С четвертого класса, пока соседские мальчишки еще палили друг в друга из пластмассовых пистолетов, я уже играл дома в библиотеку. На сложенных пополам тетрадных листочках красиво выводил цветными карандашами фамилии писателей: Роберт Стивенсон, Александр Дюма, Даниэль Дефо, Джек Лондон… Все мои «книжки» помешались в одной коробке, время от времени я устраивал в ней инвентаризацию и добавлял новых авторов.

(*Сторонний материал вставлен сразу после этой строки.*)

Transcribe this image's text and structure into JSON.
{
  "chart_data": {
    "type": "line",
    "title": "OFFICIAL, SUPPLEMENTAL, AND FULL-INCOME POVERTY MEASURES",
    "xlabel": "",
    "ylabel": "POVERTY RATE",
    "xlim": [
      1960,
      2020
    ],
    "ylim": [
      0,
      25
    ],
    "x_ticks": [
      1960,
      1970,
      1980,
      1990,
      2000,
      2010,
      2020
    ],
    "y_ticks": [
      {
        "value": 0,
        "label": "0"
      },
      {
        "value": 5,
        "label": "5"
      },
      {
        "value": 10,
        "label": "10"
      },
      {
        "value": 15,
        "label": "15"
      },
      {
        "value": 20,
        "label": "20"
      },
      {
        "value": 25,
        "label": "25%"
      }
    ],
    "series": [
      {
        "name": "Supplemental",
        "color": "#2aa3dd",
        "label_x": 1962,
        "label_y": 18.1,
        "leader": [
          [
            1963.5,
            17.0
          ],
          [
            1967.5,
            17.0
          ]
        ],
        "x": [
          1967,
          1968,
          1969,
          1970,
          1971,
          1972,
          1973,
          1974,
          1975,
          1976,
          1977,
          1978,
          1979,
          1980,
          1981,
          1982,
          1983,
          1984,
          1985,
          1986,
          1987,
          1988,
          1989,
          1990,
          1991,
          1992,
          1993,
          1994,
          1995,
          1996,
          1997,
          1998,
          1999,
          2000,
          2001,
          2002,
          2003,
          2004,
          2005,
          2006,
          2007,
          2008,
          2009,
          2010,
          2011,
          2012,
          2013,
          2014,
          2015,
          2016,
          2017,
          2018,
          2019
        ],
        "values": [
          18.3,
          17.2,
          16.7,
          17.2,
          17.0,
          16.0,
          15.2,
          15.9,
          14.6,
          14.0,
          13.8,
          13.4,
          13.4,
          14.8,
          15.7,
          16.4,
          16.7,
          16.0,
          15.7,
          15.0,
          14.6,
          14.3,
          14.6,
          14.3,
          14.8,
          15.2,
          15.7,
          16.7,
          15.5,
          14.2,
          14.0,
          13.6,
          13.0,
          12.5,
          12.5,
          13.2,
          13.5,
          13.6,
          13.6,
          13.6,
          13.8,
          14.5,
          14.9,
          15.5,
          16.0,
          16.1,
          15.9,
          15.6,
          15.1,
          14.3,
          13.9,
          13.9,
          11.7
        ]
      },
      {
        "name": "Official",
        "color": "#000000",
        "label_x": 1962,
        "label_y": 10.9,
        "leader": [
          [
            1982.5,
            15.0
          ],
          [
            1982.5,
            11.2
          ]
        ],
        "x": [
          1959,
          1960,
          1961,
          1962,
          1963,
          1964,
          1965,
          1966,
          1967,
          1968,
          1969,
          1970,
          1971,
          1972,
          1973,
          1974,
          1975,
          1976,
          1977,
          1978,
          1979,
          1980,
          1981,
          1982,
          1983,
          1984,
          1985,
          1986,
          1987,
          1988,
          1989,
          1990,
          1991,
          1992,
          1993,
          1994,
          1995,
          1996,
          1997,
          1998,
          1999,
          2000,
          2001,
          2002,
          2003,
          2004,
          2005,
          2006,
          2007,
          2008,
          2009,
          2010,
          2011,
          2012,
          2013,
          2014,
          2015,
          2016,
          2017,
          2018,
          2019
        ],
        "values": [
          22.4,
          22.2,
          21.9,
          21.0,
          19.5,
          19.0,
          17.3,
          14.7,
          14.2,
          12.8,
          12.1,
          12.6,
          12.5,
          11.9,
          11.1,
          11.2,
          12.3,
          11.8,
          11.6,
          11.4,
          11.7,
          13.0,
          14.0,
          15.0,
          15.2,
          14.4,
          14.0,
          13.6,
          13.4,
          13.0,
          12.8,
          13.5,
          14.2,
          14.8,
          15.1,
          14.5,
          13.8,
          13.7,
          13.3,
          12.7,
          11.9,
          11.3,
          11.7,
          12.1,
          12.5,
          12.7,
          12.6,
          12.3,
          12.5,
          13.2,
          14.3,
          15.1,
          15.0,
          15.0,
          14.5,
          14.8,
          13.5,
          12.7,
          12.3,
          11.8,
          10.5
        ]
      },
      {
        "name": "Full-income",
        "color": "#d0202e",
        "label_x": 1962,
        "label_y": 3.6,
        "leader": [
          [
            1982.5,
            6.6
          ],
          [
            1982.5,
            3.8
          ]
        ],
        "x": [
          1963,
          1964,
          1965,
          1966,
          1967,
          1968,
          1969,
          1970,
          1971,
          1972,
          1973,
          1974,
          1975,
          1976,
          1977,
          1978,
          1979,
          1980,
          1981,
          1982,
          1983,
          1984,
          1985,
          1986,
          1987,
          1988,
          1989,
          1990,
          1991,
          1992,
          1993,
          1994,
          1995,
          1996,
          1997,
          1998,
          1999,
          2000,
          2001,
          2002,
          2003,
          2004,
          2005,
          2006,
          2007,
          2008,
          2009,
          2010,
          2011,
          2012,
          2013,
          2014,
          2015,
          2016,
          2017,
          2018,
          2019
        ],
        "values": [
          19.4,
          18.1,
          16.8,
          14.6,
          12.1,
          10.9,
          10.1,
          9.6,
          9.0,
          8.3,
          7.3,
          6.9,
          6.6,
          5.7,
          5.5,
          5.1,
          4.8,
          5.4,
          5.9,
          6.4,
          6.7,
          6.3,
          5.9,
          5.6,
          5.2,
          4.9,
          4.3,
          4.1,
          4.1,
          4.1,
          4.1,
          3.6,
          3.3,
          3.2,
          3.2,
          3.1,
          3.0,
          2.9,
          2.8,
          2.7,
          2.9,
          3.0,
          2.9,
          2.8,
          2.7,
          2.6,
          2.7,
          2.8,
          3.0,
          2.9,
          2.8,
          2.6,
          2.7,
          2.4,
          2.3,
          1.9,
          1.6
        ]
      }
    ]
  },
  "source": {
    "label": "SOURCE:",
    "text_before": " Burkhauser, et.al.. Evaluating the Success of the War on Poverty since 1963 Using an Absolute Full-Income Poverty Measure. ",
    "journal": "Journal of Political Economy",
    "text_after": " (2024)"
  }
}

А в пятом нашел в куче школьной макулатуры старенькую, но еще вполне сносную книжку рассказов Ивана Сергеевича Тургенева. Сунул под пиджак и унес домой. С тех пор я, как партизан постоянно, забирался в школьный сарай, где хранилась макулатура. И вскоре к Тургеневу добавились зачитанная до дыр «Хижина Дяди Тома», «Басни» Ивана Андреевича Крылова и второй том из собрания сочинений Виктора Гюго. Я тащил домой все. И на деревянной полке для головных уборов, где пылилась отцовская фетровая шляпа, клетчатая кепка и мамин берет, корешок к корешку выставлял настоящую, а не сделанную из тетрадных листов библиотеку. Я взялся за дело настолько серьезно, что на каждую книгу завел карточку, запасся читательскими формулярами – и стал ждать посетителей.